= Assay sensitivity =

Assay sensitivity is a property of a clinical trial defined as the ability of a trial to distinguish an effective treatment from a less effective or ineffective intervention. Without assay sensitivity, a trial is not internally valid and is not capable of comparing the efficacy of two interventions.

== Importance ==

Lack of assay sensitivity has different implications for trials intended to show a difference greater than zero between interventions (superiority trials) and trials intended to show non-inferiority. Non-inferiority trials attempt to rule out some margin of inferiority between a test and control intervention i.e. rule out that the test intervention is no worse than the control intervention by a chosen amount.

If a trial intended to demonstrate efficacy by showing superiority of a test intervention to control lacks assay sensitivity, it will fail to show that the test intervention is superior and will fail to lead to a conclusion of efficacy.

In contrast, if a trial intended to demonstrate efficacy by showing a test intervention is non-inferior to an active control lacks assay sensitivity, the trial may find an ineffective intervention to be non-inferior and could lead to an erroneous conclusion of efficacy.

When two interventions within a trial are shown to have different efficacy (i.e., when one intervention is superior), that finding itself directly demonstrates that the trial had assay sensitivity (assuming the finding is not related to random or systematic error). In contrast, a trial that demonstrates non-inferiority between two interventions, or an unsuccessful superiority trial, generally does not contain such direct evidence of assay sensitivity. However, the idea that non-inferiority trials lack assay sensitivity has been disputed.

== Differences in sensitivity ==

Assay sensitivity for a non-inferiority trial may depend upon the chosen margin of inferiority ruled out by the trial, and the design of the planned non-inferiority trial. The chosen margin of inferiority in a non-inferiority trial cannot be larger than the largest effect size which the control intervention reliably and reproducibly demonstrates compared to placebo or no treatment in past superiority trials. For instance, if there is reliable and reproducible evidence from previous superiority trials of an effect size of 10% for a control intervention compared to placebo, an appropriately designed non-inferiority trial designed to rule out that the test intervention may be as much as 5% less effective than the control would have assay sensitivity. On the other hand, with this same data, a noninferiority trial designed to rule out that the test intervention may be as much as 15% less effective than the control may not have assay sensitivity, since this trial would not ensure that the test intervention is any more effective than a placebo given that the effect ruled out is larger than the effect of the control compared to placebo. The choice of the margin is sometimes problematic in non-inferiority trials. Given investigators desire to choose larger margins to decrease the sample size needed to perform a trial, the chosen margin is sometimes larger than the effect size of the control compared to placebo. In addition, a valid noninferiority trial is not possible in situations in which there is a lack of data demonstrating a reliable and reproducible effect of the control compared to placebo.

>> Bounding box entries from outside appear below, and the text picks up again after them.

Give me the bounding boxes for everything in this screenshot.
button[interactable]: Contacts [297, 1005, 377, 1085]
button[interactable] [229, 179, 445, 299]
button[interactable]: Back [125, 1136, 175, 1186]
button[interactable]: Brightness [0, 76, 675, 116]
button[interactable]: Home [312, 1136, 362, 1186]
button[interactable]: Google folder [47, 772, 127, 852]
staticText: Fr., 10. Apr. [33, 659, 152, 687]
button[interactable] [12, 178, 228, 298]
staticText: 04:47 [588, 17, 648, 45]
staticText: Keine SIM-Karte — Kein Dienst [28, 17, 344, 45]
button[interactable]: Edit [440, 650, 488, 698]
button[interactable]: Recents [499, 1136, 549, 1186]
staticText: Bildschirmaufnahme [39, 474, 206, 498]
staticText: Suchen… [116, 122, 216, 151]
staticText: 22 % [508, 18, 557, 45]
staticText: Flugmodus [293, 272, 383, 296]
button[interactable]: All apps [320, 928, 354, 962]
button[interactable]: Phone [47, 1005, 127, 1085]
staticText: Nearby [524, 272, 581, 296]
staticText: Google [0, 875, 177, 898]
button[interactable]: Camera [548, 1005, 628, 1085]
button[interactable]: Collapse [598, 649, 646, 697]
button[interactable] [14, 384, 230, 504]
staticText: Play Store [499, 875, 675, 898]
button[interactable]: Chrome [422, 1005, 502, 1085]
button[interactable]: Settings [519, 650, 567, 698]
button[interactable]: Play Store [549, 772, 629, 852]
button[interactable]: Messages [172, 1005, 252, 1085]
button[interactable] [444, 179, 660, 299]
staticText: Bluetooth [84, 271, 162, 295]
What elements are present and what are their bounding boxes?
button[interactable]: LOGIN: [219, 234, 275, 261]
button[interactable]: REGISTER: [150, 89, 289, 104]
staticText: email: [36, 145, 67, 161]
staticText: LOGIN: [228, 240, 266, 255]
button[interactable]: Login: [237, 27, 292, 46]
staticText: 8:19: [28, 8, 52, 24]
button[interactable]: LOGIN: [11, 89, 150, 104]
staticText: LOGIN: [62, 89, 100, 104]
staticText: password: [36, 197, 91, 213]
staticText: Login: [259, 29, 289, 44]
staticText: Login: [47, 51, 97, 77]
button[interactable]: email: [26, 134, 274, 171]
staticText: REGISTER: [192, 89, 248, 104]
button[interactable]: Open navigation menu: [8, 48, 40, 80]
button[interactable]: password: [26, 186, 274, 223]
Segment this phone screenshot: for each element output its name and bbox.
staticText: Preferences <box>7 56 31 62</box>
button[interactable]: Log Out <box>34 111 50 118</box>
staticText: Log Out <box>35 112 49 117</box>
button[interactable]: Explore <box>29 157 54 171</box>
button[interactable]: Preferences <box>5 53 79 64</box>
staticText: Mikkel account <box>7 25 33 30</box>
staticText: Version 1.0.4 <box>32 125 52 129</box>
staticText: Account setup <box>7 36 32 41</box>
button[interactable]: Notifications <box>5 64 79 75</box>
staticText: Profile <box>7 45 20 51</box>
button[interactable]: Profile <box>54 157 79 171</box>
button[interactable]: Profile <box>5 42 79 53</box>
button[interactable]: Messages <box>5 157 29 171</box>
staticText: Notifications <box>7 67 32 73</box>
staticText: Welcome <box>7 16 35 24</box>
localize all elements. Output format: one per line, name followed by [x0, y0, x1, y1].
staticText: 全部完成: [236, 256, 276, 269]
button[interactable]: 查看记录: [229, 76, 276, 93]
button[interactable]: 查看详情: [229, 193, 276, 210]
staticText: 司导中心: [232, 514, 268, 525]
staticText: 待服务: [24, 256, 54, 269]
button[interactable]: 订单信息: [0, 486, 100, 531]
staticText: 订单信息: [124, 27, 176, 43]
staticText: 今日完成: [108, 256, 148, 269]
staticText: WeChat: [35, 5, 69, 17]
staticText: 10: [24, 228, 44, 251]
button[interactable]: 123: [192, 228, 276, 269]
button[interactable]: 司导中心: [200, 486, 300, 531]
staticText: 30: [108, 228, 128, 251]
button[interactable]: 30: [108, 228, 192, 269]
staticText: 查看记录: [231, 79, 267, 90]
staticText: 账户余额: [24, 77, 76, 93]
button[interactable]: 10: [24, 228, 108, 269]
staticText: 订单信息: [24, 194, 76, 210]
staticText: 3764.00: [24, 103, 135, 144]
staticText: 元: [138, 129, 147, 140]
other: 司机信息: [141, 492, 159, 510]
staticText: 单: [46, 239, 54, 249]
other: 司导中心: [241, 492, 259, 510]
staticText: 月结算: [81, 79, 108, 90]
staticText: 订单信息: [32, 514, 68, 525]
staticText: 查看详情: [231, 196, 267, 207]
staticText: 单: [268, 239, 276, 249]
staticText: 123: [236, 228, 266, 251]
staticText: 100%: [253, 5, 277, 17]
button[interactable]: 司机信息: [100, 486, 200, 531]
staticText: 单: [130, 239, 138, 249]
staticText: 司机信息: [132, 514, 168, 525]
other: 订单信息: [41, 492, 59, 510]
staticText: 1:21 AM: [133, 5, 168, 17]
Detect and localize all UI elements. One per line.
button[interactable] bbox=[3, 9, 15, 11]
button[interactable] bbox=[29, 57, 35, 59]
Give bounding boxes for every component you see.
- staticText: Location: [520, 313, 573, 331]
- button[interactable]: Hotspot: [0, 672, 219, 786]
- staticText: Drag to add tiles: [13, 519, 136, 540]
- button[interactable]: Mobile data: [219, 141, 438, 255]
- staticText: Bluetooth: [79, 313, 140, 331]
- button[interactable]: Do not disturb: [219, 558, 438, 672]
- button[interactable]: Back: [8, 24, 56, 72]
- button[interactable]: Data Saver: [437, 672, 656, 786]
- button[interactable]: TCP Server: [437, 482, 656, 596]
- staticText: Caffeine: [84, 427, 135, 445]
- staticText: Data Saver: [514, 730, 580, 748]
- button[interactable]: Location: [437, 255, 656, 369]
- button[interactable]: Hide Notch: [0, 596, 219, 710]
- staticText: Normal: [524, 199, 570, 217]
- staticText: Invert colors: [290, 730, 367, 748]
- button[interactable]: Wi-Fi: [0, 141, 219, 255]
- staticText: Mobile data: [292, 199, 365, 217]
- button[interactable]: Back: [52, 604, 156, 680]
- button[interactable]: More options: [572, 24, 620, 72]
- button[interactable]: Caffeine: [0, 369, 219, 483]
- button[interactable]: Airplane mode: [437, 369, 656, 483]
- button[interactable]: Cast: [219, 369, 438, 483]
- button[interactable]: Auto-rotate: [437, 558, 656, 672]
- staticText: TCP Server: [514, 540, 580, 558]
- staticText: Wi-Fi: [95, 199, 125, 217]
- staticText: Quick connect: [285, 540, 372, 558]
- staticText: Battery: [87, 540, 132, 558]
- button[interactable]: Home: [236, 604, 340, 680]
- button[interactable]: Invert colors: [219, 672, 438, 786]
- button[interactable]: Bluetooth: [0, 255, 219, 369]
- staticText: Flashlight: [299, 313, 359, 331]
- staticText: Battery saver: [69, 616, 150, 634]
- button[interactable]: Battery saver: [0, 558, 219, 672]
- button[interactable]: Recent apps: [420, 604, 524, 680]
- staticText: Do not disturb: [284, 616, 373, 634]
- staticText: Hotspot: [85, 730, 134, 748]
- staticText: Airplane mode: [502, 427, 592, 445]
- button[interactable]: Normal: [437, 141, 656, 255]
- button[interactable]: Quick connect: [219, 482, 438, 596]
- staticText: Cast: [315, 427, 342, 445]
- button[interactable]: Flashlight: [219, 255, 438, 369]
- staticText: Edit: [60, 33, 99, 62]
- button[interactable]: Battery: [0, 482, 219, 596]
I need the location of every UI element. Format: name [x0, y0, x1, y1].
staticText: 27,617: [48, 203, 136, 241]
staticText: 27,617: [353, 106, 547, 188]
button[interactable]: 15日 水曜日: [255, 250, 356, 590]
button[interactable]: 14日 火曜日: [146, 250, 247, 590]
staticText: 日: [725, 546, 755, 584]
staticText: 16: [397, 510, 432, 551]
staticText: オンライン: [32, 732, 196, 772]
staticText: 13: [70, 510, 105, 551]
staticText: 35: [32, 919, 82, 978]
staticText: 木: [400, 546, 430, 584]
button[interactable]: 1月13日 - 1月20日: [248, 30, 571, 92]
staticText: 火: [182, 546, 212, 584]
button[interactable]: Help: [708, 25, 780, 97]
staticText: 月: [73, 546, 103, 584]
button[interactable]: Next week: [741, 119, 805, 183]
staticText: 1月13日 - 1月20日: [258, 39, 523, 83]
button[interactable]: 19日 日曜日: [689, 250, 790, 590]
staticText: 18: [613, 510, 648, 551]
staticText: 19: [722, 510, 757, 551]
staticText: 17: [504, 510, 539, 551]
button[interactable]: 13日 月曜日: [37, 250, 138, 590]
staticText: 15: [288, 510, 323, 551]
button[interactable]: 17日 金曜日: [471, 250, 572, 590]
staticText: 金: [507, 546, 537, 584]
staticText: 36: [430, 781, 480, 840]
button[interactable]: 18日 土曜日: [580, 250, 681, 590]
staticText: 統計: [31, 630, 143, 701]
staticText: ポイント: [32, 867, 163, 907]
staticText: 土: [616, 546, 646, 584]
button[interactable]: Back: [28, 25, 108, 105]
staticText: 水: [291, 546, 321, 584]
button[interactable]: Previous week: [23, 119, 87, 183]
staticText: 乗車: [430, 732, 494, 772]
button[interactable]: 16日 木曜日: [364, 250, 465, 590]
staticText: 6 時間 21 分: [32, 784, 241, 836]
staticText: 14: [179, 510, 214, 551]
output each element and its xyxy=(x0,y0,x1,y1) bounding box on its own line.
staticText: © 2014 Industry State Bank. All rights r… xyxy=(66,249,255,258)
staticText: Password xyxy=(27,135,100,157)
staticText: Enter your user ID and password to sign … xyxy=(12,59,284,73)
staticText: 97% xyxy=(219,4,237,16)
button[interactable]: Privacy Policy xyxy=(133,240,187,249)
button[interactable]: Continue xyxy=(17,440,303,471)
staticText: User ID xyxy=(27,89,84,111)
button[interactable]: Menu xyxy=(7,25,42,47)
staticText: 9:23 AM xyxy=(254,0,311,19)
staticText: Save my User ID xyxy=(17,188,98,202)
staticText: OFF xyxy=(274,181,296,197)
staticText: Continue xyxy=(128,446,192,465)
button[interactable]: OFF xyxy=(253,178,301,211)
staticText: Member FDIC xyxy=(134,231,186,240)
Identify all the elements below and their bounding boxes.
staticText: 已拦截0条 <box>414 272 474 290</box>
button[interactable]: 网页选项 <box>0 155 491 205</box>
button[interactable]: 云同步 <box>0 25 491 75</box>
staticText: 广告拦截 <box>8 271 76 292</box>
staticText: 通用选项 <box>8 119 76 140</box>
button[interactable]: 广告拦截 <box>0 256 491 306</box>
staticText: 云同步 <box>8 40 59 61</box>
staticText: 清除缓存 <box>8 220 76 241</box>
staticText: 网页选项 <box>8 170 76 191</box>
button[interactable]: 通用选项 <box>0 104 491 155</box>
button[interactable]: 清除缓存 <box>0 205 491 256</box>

In addition to choosing a margin based upon credible past evidence, to have assay sensitivity, the planned non-inferiority trial must be designed in a way similar to the past trials which demonstrated the effectiveness of the control compared to placebo, the so-called "constancy assumption". In this way, non-inferiority trials have a feature in common with external (historically) controlled trials. This also means that non-inferiority trials are subject to some of the same biases as historically controlled trials; that is, the effect of a drug in a past trial may not be the same in a current trial given changes in medical practice, differences in disease definitions or changes in the natural history of a disease, differences in outcome timing and definitions, usage of concomitant medications, etc.

The finding of "difference" or "no difference" between two interventions is not a direct demonstration of the internal validity of the trial unless another internal control confirms that the study methods have the ability to show a difference, if one exists, over the range of interest (i.e. the trial contains a third group receiving placebo). Since most clinical trials do not contain an internal "negative" control (i.e. a placebo group) to internally validate the trial, the data to evaluate the validity of the trial comes from past trials external to the current trial.